The Paris years: wire and experiments with motion
Easygoing and practical-minded, Calder was one of the few American visual artists who established himself in 1920s Paris, an era legendary for its aesthetic ferment that produced modern artists as exemplified by Pablo Picasso and Joan Miró. Calder also possessed a considerable intellect and a playful sense of humour along with his keen visual and sculptural skills. While residing in France between 1926 and 1933 (with frequent trips back to the United States and to other European countries), he was lauded as the “king of wire” for his cleverly constructed three-dimensional renderings. Using that technique, Calder turned out charming representations of birds, cows (one complete with a “cow patty”: Cow, 1929), elephants, horses, and other animals, including the extraordinary Romulus and Remus of 1928 that depicts the mythical founders of Rome being nursed by a she-wolf.
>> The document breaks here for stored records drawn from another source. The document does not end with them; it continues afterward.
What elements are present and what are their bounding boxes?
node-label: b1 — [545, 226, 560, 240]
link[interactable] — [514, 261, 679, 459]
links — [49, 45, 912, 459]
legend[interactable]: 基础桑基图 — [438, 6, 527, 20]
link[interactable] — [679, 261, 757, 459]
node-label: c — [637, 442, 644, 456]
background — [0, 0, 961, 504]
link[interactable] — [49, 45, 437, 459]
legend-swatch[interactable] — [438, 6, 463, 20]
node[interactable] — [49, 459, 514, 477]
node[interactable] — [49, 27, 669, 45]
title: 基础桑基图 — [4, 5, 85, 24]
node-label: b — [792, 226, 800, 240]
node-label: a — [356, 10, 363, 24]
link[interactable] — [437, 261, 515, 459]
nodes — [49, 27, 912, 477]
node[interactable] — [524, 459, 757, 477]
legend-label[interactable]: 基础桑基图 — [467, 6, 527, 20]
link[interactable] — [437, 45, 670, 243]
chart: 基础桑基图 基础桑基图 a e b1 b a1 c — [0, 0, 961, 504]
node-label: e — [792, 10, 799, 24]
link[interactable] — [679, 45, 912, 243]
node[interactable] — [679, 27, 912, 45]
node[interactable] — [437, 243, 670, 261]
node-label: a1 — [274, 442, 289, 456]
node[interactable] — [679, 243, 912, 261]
He also created intricate tableaus of circus performers, a subject he had been earlier introduced to as a sketch artist for the National Police Gazette, an influential New York tabloid. But Calder particularly recommended himself with his sensational full-body portraits of jazz-era dancer Josephine Baker and bust portraits of many in his Parisian artistic circle, such as Miró, composer Edgard Varèse, and socialite Kiki de Montparnasse. The making of his Kiki of Montparnasse was filmed by Pathé Cinema in 1929.
The “drawings in space” ran parallel to the creation of his early masterpiece, Cirque Calder (1926–31), a miniature circus he would set up on the floor of his studio or in apartments of friends during social gatherings. Replete with spring-action and pull-toy performers and animals that he created out of bits and pieces of cloth, yarn, cork, and wire, Calder sent the acts through their paces while providing sound effects. For many years Cirque Calder was considered a youthful precursor to his more-serious endeavours. Recent scholarship, however, suggests Calder’s career was greatly shaped by the making of the mechanical circus performers and his activation of those elements in an imaginary miniature big top. Performing Cirque—which he did numerous times around Europe and in New York—allowed him to work out the complicated physics of objects in motion and directly informed his breakthrough creation of the mobile—perfectly balanced devices that, as they slice through space, model three-dimensional forms.
A visit in late 1930 to the studio of Piet Mondrian, a Dutch painter known for his geometric abstraction, gave Calder the “shock”—to use the description recorded in his 1966 autobiography (Calder: An Autobiography with Pictures)—that sent him toward abstract art: “I suggested to Mondrian that perhaps it would be fun to make these rectangles oscillate….This one visit gave me a shock that started things.” He began to experiment with mechanical motion, as in Small Sphere and Heavy Sphere of 1932–33, which positioned on the floor various utilitarian items that could be struck, creating various sounds, by two balls suspended on wires attached to the ceiling. Further experimentation with motion led Calder to create motorized pieces; it was those works that were famously dubbed mobiles by artist-provocateur Marcel Duchamp.
During his Paris years, Calder showed extensively in Europe and the U.S. and quickly became a highly recognizable artist because of his unique contributions. As one of the most-experimental sculptors during the 1930s and ’40s, he was involved with the Abstraction-Création group and with Surrealism, but he never aligned himself fully with any movement.